Will this do? For the past month, Democrats have been wringing their hands over President Obama's supposedly lackluster performance, while Republicans have become increasingly cocky about derailing his presidency. But Obama's speech Wednesday should put to rest any illusions that he or his presidency are on the ropes.
Obama didn't simply come out swinging. He also made the single most persuasive case for government intervention in decades in the final section of his speech. He put an end to the Reagan era dogma that America's biggest foe is government itself. With this speech, Obama has begun to fulfill the promise of his presidency. Obama, you could say, found his sea legs.

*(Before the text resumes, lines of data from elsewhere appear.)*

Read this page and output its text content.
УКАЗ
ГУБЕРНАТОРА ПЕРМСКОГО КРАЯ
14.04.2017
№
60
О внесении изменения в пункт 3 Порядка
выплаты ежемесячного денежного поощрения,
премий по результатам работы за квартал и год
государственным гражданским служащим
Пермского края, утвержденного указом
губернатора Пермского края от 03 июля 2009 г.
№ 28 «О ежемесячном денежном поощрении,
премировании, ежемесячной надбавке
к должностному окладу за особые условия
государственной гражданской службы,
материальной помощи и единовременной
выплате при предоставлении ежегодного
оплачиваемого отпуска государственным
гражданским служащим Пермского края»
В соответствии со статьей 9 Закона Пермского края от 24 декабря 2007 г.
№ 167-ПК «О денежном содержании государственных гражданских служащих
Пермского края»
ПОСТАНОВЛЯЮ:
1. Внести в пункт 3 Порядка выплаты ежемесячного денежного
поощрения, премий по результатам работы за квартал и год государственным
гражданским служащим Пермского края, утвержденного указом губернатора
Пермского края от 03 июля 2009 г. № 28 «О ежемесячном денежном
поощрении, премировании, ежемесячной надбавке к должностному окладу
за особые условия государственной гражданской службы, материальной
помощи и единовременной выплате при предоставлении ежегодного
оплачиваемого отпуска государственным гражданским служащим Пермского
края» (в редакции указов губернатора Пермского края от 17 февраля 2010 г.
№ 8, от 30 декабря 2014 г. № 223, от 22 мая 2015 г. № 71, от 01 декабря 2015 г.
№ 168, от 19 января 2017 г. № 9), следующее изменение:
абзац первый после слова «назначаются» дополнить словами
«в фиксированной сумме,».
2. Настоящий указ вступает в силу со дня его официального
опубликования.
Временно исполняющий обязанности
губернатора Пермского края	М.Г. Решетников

He's ushering in a fundamental philosophical shift that could set the stage for several decades of a revived and modern liberal movement, while the right spins off into noisy irrelevance.
Obama's references to Ted Kennedy were moving, but he made it abundantly clear that he wasn't simply pursuing an old-time liberal vision of big government as an end in itself. Instead, Obama explained that there are times in America's history when the free market has failed. To avoid a catastrophic failure today he had to intervene at the outset of his presidency to bail out the economy. Recall that both the Republican right and progressives chastised Obama then for either doing too much or not enough. They were wrong. The economy stabilized -- and Obama gets the credit for making the right call.
Wednesday night Obama struck the proper balance again. He made it clear that he isn't talking about radical measures like putting the insurance companies out of business and scorned the canard that he's setting up death panels to be administered by bureaucrats. His speech was soaring in its aspirations, but modest in its proposals.
This fall he will celebrate the biggest victory of his presidency when Congress passes a health care bill. It could well be the first of many. If Obama continues on this path, he will not go down in history as a good president, but as a great one.